Pesq.: E essa condição financeira é através do quê?

Carlos Alberto: Na verdade, a nossa terra é muito fértil, tudo o que você planta ela

dá, mas o que que acontece, deste mês aqui [Agosto] até Outubro você não vai plantar nada por que você não tem como cultivar por que não tem água. Então, aí se torna um período pobre. Aí quando chega de Janeiro pra frente, quando começa a chuva, tudo que você planta dá. Mas, você também não tem, é... vamos dizer assim, você não tem ainda um mercado específico praquilo que você planta, você também não tem um incentivo pra que você faça aquilo, você ainda não tem, é... uma ajuda técnica pra que você desenvolva aquilo, entendeu? Então, ela se torna pobre por isso.

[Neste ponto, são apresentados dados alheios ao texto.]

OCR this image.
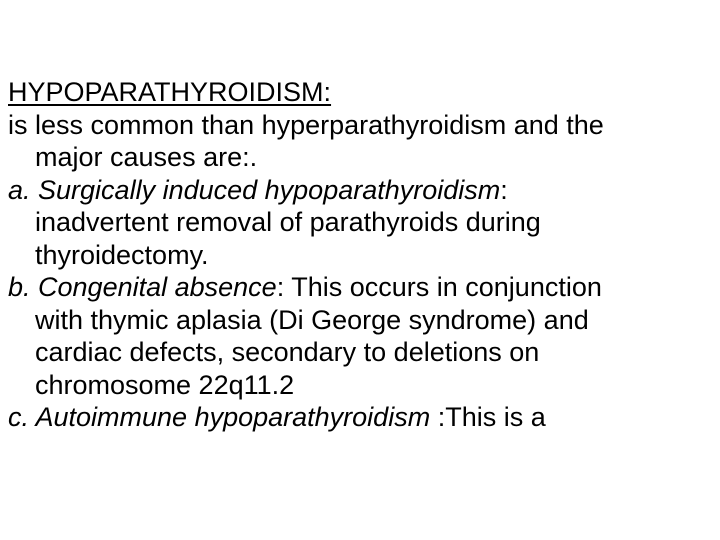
HYPOPARATHYROIDISM:

is less common than hyperparathyroidism and the

major causes are:.

a. Surgically induced hypoparathyroidism:

inadvertent removal of parathyroids during

thyroidectomy.

b. Congenital absence: This occurs in conjunction

with thymic aplasia (Di George syndrome) and

cardiac defects, secondary to deletions on

chromosome 22q11.2

c. Autoimmune hypoparathyroidism :This is a
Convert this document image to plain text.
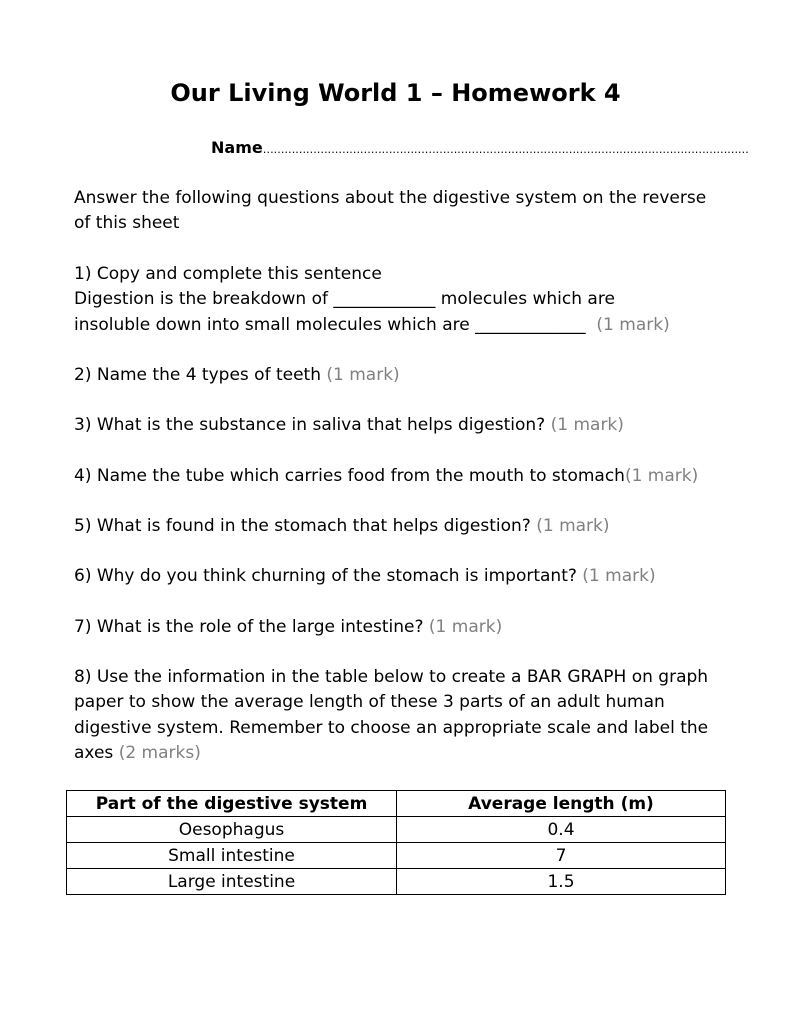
Our Living World 1 – Homework 4
Name………………………………………………………………………………………………………………………
Answer the following questions about the digestive system on the reverse of this sheet
1) Copy and complete this sentence
Digestion is the breakdown of ____________ molecules which are
insoluble down into small molecules which are _____________ (1 mark)
2) Name the 4 types of teeth (1 mark)
3) What is the substance in saliva that helps digestion? (1 mark)
4) Name the tube which carries food from the mouth to stomach(1 mark)
5) What is found in the stomach that helps digestion? (1 mark)
6) Why do you think churning of the stomach is important? (1 mark)
7) What is the role of the large intestine? (1 mark)
8) Use the information in the table below to create a BAR GRAPH on graph paper to show the average length of these 3 parts of an adult human digestive system. Remember to choose an appropriate scale and label the axes (2 marks)
Part of the digestive system	Average length (m)
Oesophagus	0.4
Small intestine	7
Large intestine	1.5
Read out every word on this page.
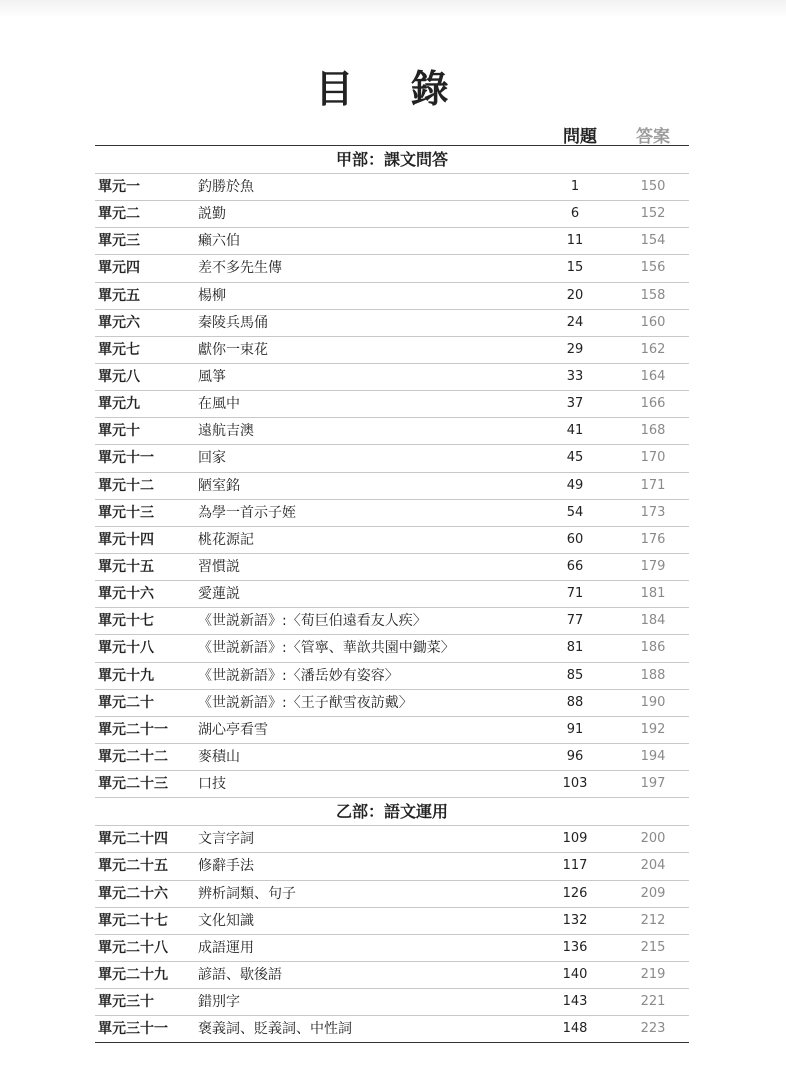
目 錄
問題 答案
甲部：課文問答
單元一	釣勝於魚	1	150
單元二	説勤	6	152
單元三	癩六伯	11	154
單元四	差不多先生傳	15	156
單元五	楊柳	20	158
單元六	秦陵兵馬俑	24	160
單元七	獻你一束花	29	162
單元八	風箏	33	164
單元九	在風中	37	166
單元十	遠航吉澳	41	168
單元十一	回家	45	170
單元十二	陋室銘	49	171
單元十三	為學一首示子姪	54	173
單元十四	桃花源記	60	176
單元十五	習慣説	66	179
單元十六	愛蓮説	71	181
單元十七	《世説新語》:〈荀巨伯遠看友人疾〉	77	184
單元十八	《世説新語》:〈管寧、華歆共園中鋤菜〉	81	186
單元十九	《世説新語》:〈潘岳妙有姿容〉	85	188
單元二十	《世説新語》:〈王子猷雪夜訪戴〉	88	190
單元二十一 湖心亭看雪	91	192
單元二十二 麥積山	96	194
單元二十三 口技	103	197
乙部：語文運用
單元二十四 文言字詞	109	200
單元二十五 修辭手法	117	204
單元二十六 辨析詞類、句子	126	209
單元二十七 文化知識	132	212
單元二十八 成語運用	136	215
單元二十九 諺語、歇後語	140	219
單元三十	錯別字	143	221
單元三十一 褒義詞、貶義詞、中性詞	148	223
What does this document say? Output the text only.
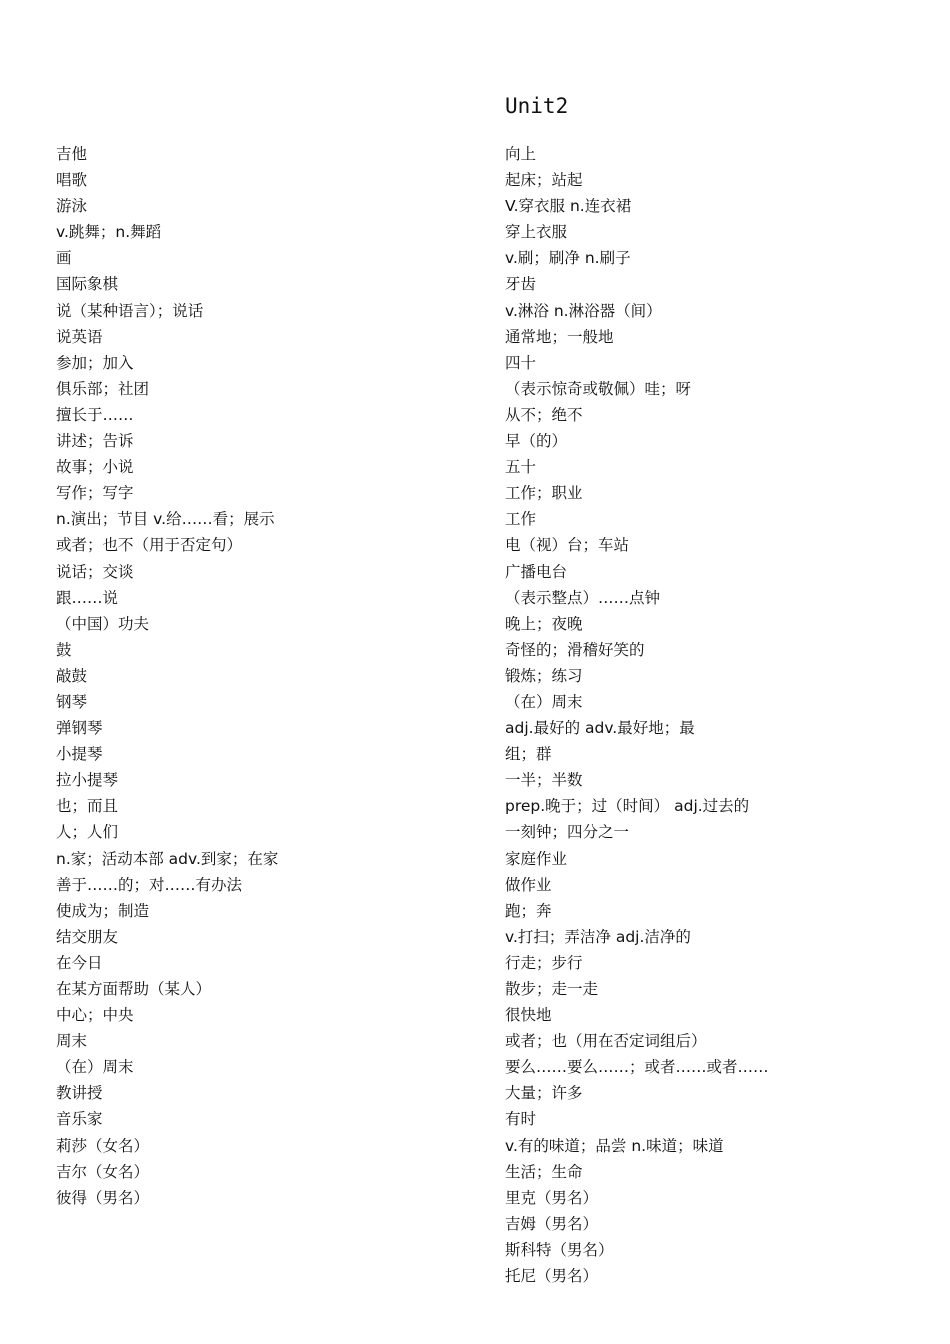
Unit2
吉他
唱歌
游泳
v.跳舞；n.舞蹈
画
国际象棋
说（某种语言）；说话
说英语
参加；加入
俱乐部；社团
擅长于……
讲述；告诉
故事；小说
写作；写字
n.演出；节目 v.给……看；展示
或者；也不（用于否定句）
说话；交谈
跟……说
（中国）功夫
鼓
敲鼓
钢琴
弹钢琴
小提琴
拉小提琴
也；而且
人；人们
n.家；活动本部 adv.到家；在家
善于……的；对……有办法
使成为；制造
结交朋友
在今日
在某方面帮助（某人）
中心；中央
周末
（在）周末
教讲授
音乐家
莉莎（女名）
吉尔（女名）
彼得（男名）
向上
起床；站起
V.穿衣服 n.连衣裙
穿上衣服
v.刷；刷净 n.刷子
牙齿
v.淋浴 n.淋浴器（间）
通常地；一般地
四十
（表示惊奇或敬佩）哇；呀
从不；绝不
早（的）
五十
工作；职业
工作
电（视）台；车站
广播电台
（表示整点）……点钟
晚上；夜晚
奇怪的；滑稽好笑的
锻炼；练习
（在）周末
adj.最好的 adv.最好地；最
组；群
一半；半数
prep.晚于；过（时间） adj.过去的
一刻钟；四分之一
家庭作业
做作业
跑；奔
v.打扫；弄洁净 adj.洁净的
行走；步行
散步；走一走
很快地
或者；也（用在否定词组后）
要么……要么……；或者……或者……
大量；许多
有时
v.有的味道；品尝 n.味道；味道
生活；生命
里克（男名）
吉姆（男名）
斯科特（男名）
托尼（男名）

Carlos Alberto entende que em matéria do que possa ser desenvolvido em Ariquipá, esta é uma comunidade rica, no entanto, os moradores não teriam condições para potencializar essa riqueza de forma que ela pudesse gerar renda na comunidade, razão pela qual ele a considera “pobre” nesse aspecto. A terra, segundo o presidente da associação, é rica, no entanto, necessita de incentivos para continuar produzindo durante o período de falta de chuvas (considerado “pobre”). Além disso, faltaria um mercado específico para distribuição e comercialização desses produtos haja vista que muitos moradores alegam que não adianta plantar se “não tem pra quem vender”.